3. Digital skilling leads to digital demand

Finally, and perhaps most importantly, increasingly digitized economies require digital skills and mindsets to make them work. This has the potential to become a future area of competitive advantage for the Arabian Gulf, where we see some of the highest smartphone penetration in the world and a largely young population of true “digital natives.” That said, education systems and on-the-job training need to prioritize digital skilling with real-world business applications.

Unfortunately today, that’s not happening fast enough. Digital jobs in the GCC are fewer than in advanced economies by three times, and digital professionals in the region simply do not possess the same advanced technical skills as their counterparts elsewhere, according to PwC. Most of the digital jobs in the region are held by expats today, and 93% of digital professionals have degrees from foreign, rather than local universities, according to the same research.

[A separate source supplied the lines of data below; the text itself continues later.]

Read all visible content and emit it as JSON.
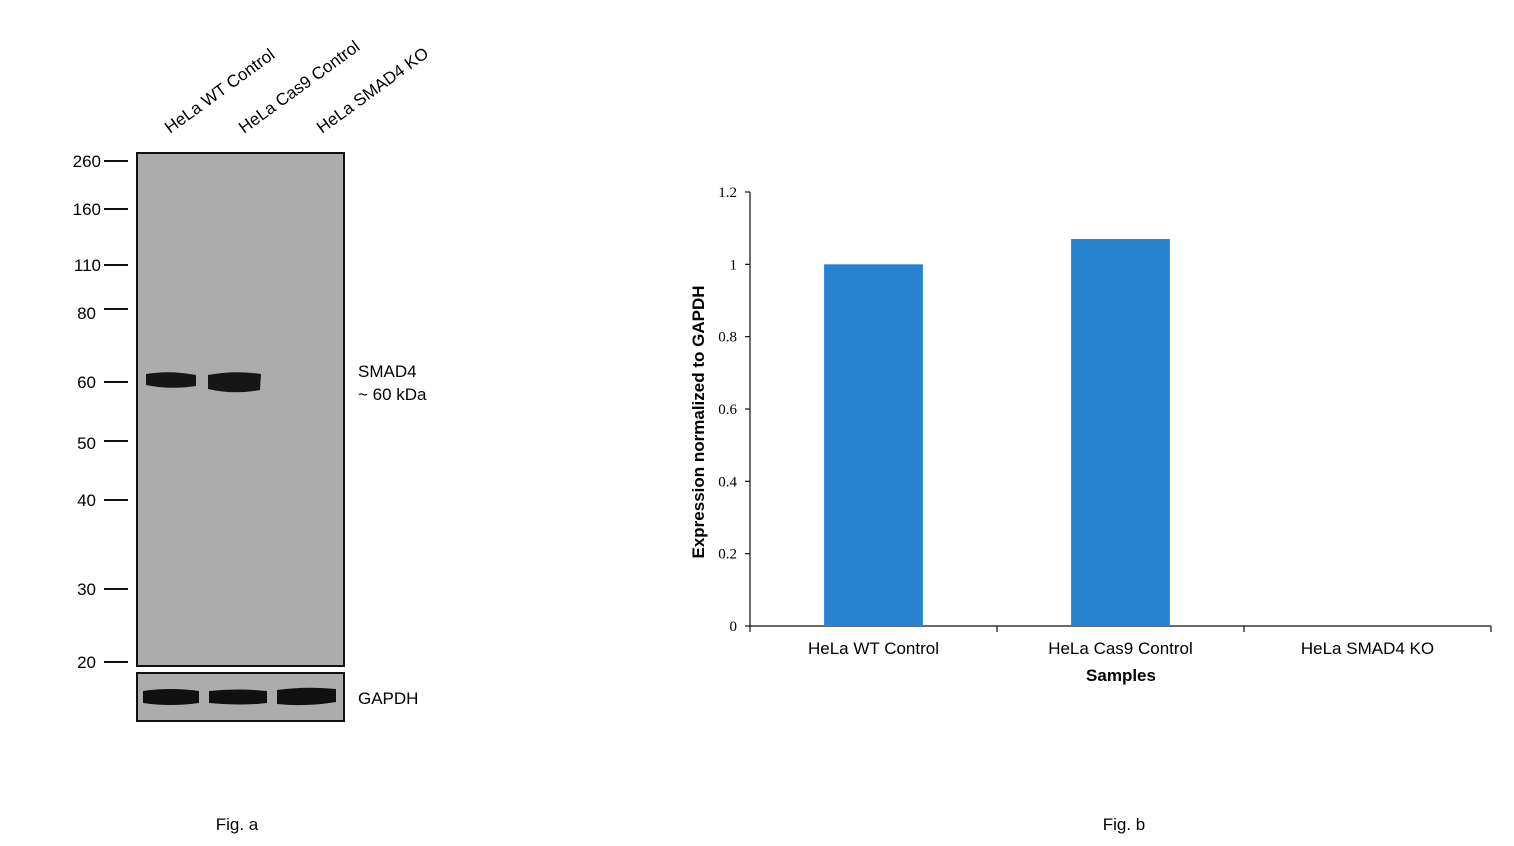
{
  "fig_a": {
    "caption": "Fig. a",
    "lanes": [
      "HeLa WT Control",
      "HeLa Cas9 Control",
      "HeLa SMAD4 KO"
    ],
    "markers_kda": [
      "260",
      "160",
      "110",
      "80",
      "60",
      "50",
      "40",
      "30",
      "20"
    ],
    "target_label": "SMAD4",
    "target_size": "~ 60 kDa",
    "loading_control": "GAPDH",
    "colors": {
      "membrane": "#acacac",
      "band": "#111111"
    }
  },
  "chart_data": {
    "type": "bar",
    "title": "",
    "caption": "Fig. b",
    "categories": [
      "HeLa WT Control",
      "HeLa Cas9 Control",
      "HeLa SMAD4 KO"
    ],
    "values": [
      1.0,
      1.07,
      0.0
    ],
    "xlabel": "Samples",
    "ylabel": "Expression  normalized to GAPDH",
    "ylim": [
      0,
      1.2
    ],
    "yticks": [
      0,
      0.2,
      0.4,
      0.6,
      0.8,
      1,
      1.2
    ],
    "ytick_labels": [
      "0",
      "0.2",
      "0.4",
      "0.6",
      "0.8",
      "1",
      "1.2"
    ],
    "bar_color": "#2882d2",
    "grid": false
  }
}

That leads to a double problem: a digital skills deficit, as well as a digital demand problem – as companies in the region, including SMEs, are not adopting technology as quickly or comprehensively as they should be. Think of these issues as two sides of the same coin: companies that don’t have enough digital talent are also slower adopters of technology.

The role of businesses

Helping to build an ecosystem in which start-ups and SMEs thrive will require action from governments, and also from leading businesses in the region. As an example from our own business, Agility is working on: digital skilling and advocacy; financing and incubation; digital trade; community investments.

We want the region’s largest businesses to join us in creating value chains that allow SMEs to participate and grow – and to see SME empowerment as a core part of the value we bring to the table as successful companies. This area is one of the most critical levers for future diversification and sustainable economic growth, and we all have a role to play.